Die Grundlage des Ganztagsangebots der Auenbergschule ist  ein pädagogisches Konzept, bei dem  

  • Bedürfnisse und Wünsche von Grundschulkindern berücksichtigt werden
  • der Schulalltag so gestaltet ist, dass die Kinder Schule als „Lern– und Lebensort“ erfahren, der ihnen Lern- und Erfahrungsmöglichkeiten über den Unterrichtsrahmen hinaus bietet
  • den Eltern eine große Verlässlichkeit für ihre Alltagsplanung geboten wird
  • der Arbeitsplatz Schule gestaltet wird, dass für alle Beteiligten berufliche Zufriedenheit entsteht.

Dieses Angebot kann daher nicht in der beliebigen Erweiterung der Unterrichtszeit in die Nachmittagsstunden bestehen, sondern berücksichtigt die Ergebnisse der Kindheitsforschung. (Kinderpanel des Deutschen Jugendinstituts)

Viele Untersuchungen über physiologische Leistungskurven bei Kindern und Jugendlichen zeigen, dass vormittags ein breiter Leistungsgipfel zu verzeichnen ist, gefolgt von einem länger andauernden Leistungsabfall am Mittag und noch später am Nachmittag. Deshalb ist ein rhythmischer Wechsel von herausfordernden, intensiven Tätigkeiten und Ruhe zum Erholen und Kraftschöpfen unbedingt notwendig. 

Aktuelle Forschungsergebnisse verweisen weiter darauf, dass der Umfang der Hausaufgaben keine oder sogar eine tendenziell negative Wirkung auf die Leistungsentwicklung der Schüler hat. Stattdessen kommt es auf die Qualität von Hausaufgaben, ihre Einbindung in den Unterricht und die Hausaufgabenbetreuung an. Aus diesem Grund ist eine veränderte Hausaufgabenkultur Bestandteil des pädagogischen Konzeptes der Auenbergschule. Lernzeit wird in den Unterricht integriert, dabei wird der Erkenntnis Rechnung getragen, dass regelmäßiges kürzeres Üben effektiver ist, als längeres aber unregelmäßiges Üben.

Durch das Erlernen und Trainieren von Lern- und Arbeitstechniken sollen die Schülerinnen und Schüler auf ein lebenslanges, selbständiges Lernen vorbereitet werden, wobei sie beginnen, Verantwortung für ihr Lernen zu übernehmen.
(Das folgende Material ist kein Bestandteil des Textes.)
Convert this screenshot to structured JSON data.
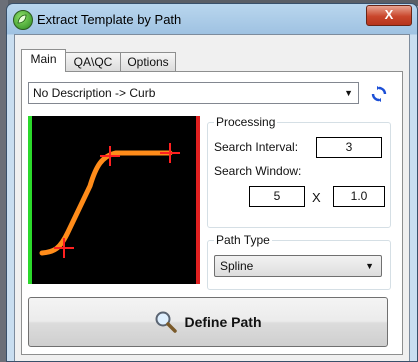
{
  "window": {
    "title": "Extract Template by Path",
    "close_label": "X"
  },
  "tabs": [
    {
      "label": "Main"
    },
    {
      "label": "QA\\QC"
    },
    {
      "label": "Options"
    }
  ],
  "template_select": {
    "value": "No Description -> Curb",
    "arrow_icon": "dropdown-arrow-icon"
  },
  "icons": {
    "refresh": "refresh-icon",
    "magnifier": "magnifier-icon",
    "app": "app-leaf-icon"
  },
  "colors": {
    "left_edge": "#2bd82b",
    "right_edge": "#e02020",
    "curve": "#ff8c1a",
    "marker": "#ff2020"
  },
  "processing": {
    "title": "Processing",
    "search_interval_label": "Search Interval:",
    "search_interval_value": "3",
    "search_window_label": "Search Window:",
    "window_x": "5",
    "times": "X",
    "window_y": "1.0"
  },
  "path_type": {
    "title": "Path Type",
    "value": "Spline"
  },
  "define_button": {
    "label": "Define Path"
  }
}
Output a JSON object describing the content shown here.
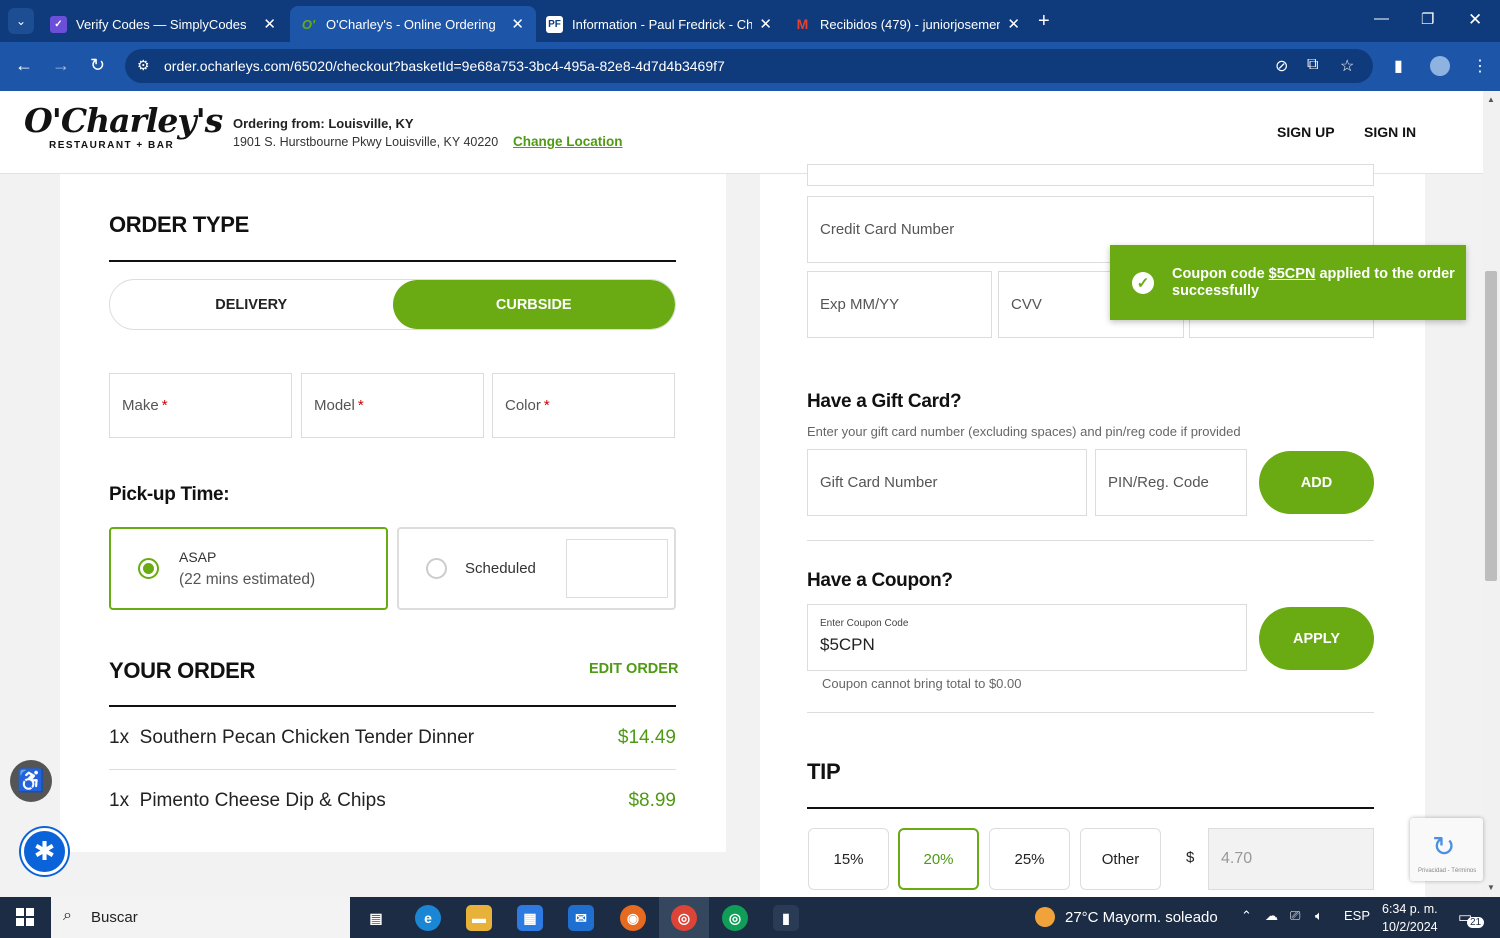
{
  "browser": {
    "tabs": [
      {
        "title": "Verify Codes — SimplyCodes",
        "favicon": "simplycodes-icon",
        "active": false
      },
      {
        "title": "O'Charley's - Online Ordering",
        "favicon": "ocharleys-icon",
        "active": true
      },
      {
        "title": "Information - Paul Fredrick - Ch",
        "favicon": "pf-icon",
        "active": false
      },
      {
        "title": "Recibidos (479) - juniorjosemen",
        "favicon": "gmail-icon",
        "active": false
      }
    ],
    "url": "order.ocharleys.com/65020/checkout?basketId=9e68a753-3bc4-495a-82e8-4d7d4b3469f7"
  },
  "header": {
    "logo_main": "O'Charley's",
    "logo_sub": "RESTAURANT + BAR",
    "ordering_from": "Ordering from: Louisville, KY",
    "address": "1901 S. Hurstbourne Pkwy Louisville, KY 40220",
    "change_location": "Change Location",
    "sign_up": "SIGN UP",
    "sign_in": "SIGN IN"
  },
  "order_type": {
    "title": "ORDER TYPE",
    "delivery": "DELIVERY",
    "curbside": "CURBSIDE",
    "selected": "CURBSIDE",
    "make": "Make",
    "model": "Model",
    "color": "Color",
    "required_mark": "*"
  },
  "pickup": {
    "title": "Pick-up Time:",
    "asap": "ASAP",
    "asap_estimate": "(22 mins estimated)",
    "scheduled": "Scheduled"
  },
  "your_order": {
    "title": "YOUR ORDER",
    "edit": "EDIT ORDER",
    "items": [
      {
        "qty": "1x",
        "name": "Southern Pecan Chicken Tender Dinner",
        "price": "$14.49"
      },
      {
        "qty": "1x",
        "name": "Pimento Cheese Dip & Chips",
        "price": "$8.99"
      }
    ]
  },
  "payment": {
    "card_number": "Credit Card Number",
    "exp": "Exp MM/YY",
    "cvv": "CVV"
  },
  "gift_card": {
    "title": "Have a Gift Card?",
    "desc": "Enter your gift card number (excluding spaces) and pin/reg code if provided",
    "number": "Gift Card Number",
    "pin": "PIN/Reg. Code",
    "add": "ADD"
  },
  "coupon": {
    "title": "Have a Coupon?",
    "field_label": "Enter Coupon Code",
    "value": "$5CPN",
    "apply": "APPLY",
    "note": "Coupon cannot bring total to $0.00"
  },
  "tip": {
    "title": "TIP",
    "options": [
      "15%",
      "20%",
      "25%",
      "Other"
    ],
    "selected": "20%",
    "currency": "$",
    "amount": "4.70"
  },
  "toast": {
    "prefix": "Coupon code ",
    "code": "$5CPN",
    "suffix": " applied to the order successfully"
  },
  "recaptcha": {
    "terms": "Privacidad - Términos"
  },
  "taskbar": {
    "search": "Buscar",
    "weather": "27°C  Mayorm. soleado",
    "lang": "ESP",
    "time": "6:34 p. m.",
    "date": "10/2/2024",
    "notifications": "21"
  },
  "colors": {
    "brand_green": "#6aab14",
    "chrome_dark": "#0f3b7c",
    "chrome_mid": "#1d55a8"
  }
}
Als Hausaufgaben bleiben (nach Einführung während der Lernzeit oder im Unterricht) meistens längerfristig: Lernen von Gedichten, Kopfrechnen, Einmaleins-Reihen, Übungen zur Festigung und Vertiefung des Grundwortschatzes, Leseaufgaben, Forscheraufträge, Interviews u.Ä. sowie Materialbeschaffungen,  insbesondere für den Sachunterricht.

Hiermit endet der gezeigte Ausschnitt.